The state of string interpolation

H. S. Teoh hsteoh at quickfur.ath.cx
Thu Dec 6 21:32:22 UTC 2018


On Thu, Dec 06, 2018 at 09:06:16PM +0000, Neia Neutuladh via Digitalmars-d wrote:
> On Thu, 06 Dec 2018 20:45:57 +0000, Meta wrote:
> > On Thursday, 6 December 2018 at 20:00:02 UTC, H. S. Teoh wrote:
> >> Essentially, what you want to be able to do is essentially for a
> >> template to be able to reference symbols in the caller's scope,
> >> rather than in the template's scope.
> > 
> > Am I missing something? D has this already in the form of mixin
> > templates.
> 
> >From the spec:
> 
> "A TemplateMixin can occur in declaration lists of modules, classes,
> structs, unions, and as a statement."
> 
> Also, it still requires the `mixin` keyword at the place of instantiation. 
> 
> So you want to write:
> 
>     writeln(interp!"Hi, ${user.name}!");
> 
> But you currently have to write:
> 
>     mixin interp!"Hi, ${user.name}!";
>     writeln(interpResult);

Ah, so mixin templates *can* access symbols from the containing scope.
That's nice... so actually, we can already implement string
interpolation in the library.  The only complaint is the ugly syntax
required `mixin blah!"abc ${def}"` instead of simply `blah!"abc ${def}"`
or `blah("abc ${def}")`.

I'm in favor of making the syntax less ugly, but I fear Andrei's
objection is going to be that (1) this is already possible without a
language change, and (2) the proposed language change would effectively
only add syntactic sugar, which is unlikely to be enough justification
for doing it.

The above syntax *could* possibly be made just slightly less ugly, if we
extended mixin templates to allow mixin *expressions*, e.g.:

	writeln(mixin interp!"Hi, ${user.name}!");

instead of needing to break it into two lines and accessing an implicit
symbol. Having to break it into two lines is really a serious blow to
writability / usability.  I'd like to get rid of the `mixin` as well,
but I have a feeling Andrei isn't going to like that.

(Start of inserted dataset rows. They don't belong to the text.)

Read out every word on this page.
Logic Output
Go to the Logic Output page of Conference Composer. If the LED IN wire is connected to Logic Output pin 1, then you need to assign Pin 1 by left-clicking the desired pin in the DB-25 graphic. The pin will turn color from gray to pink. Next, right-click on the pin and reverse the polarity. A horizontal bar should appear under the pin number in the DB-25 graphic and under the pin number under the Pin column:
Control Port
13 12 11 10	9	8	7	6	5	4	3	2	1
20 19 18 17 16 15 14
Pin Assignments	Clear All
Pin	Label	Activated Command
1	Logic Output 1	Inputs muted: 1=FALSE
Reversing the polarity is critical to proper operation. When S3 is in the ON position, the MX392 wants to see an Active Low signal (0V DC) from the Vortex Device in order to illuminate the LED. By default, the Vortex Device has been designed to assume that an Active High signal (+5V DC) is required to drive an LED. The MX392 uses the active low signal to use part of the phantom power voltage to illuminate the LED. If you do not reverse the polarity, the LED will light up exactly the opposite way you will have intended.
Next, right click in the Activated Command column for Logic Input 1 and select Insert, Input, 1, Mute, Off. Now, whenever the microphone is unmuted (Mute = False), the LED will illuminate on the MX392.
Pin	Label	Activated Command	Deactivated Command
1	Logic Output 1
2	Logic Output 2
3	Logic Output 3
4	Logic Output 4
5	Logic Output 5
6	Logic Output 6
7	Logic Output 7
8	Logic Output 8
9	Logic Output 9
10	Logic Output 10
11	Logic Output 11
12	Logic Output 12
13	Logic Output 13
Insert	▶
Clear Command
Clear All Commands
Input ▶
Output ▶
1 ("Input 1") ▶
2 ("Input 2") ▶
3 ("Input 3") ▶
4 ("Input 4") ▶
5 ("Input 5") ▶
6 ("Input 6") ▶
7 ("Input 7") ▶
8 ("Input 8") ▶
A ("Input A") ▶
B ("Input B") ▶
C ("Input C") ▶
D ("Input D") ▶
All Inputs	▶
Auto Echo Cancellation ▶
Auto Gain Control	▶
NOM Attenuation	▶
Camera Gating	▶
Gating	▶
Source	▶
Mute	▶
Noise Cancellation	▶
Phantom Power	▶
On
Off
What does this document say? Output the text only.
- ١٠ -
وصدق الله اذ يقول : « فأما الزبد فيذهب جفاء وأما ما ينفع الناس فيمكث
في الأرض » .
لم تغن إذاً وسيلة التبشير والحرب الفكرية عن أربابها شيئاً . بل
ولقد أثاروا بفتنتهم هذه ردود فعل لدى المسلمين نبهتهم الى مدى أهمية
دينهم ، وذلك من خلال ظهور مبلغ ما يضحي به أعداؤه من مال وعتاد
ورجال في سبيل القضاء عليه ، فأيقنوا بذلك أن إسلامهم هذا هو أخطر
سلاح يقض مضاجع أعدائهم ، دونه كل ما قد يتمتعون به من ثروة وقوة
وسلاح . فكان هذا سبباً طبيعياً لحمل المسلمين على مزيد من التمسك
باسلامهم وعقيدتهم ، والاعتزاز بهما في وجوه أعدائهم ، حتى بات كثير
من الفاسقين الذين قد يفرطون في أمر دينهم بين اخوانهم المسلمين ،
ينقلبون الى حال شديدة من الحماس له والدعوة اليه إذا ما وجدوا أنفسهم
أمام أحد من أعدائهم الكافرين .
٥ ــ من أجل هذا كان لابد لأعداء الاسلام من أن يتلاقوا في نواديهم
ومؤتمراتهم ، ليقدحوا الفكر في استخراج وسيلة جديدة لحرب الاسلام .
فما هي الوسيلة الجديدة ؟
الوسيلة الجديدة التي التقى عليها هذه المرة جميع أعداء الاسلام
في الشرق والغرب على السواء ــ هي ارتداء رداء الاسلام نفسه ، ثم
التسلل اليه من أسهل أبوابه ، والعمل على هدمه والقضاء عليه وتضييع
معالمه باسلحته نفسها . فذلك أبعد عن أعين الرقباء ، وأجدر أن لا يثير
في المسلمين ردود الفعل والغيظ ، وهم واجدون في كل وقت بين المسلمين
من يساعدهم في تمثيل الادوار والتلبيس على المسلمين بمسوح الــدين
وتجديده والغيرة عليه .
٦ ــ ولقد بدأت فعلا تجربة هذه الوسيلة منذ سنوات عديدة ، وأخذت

Or perhaps, one could employ the alternative:

	mixin interpFun!(writeln, "Hi, ${user.name}");

where the interpFun template essentially implements the function call on
your behalf.  This is essentially a hack, though, and wouldn't be easily
extendible to the general case without further contortions.  Extending
mixin templates to allow expressions seems to be the least undesirable
option, barring actually adding string interpolation support to the
compiler / language spec.


T

-- 
Don't get stuck in a closet---wear yourself out.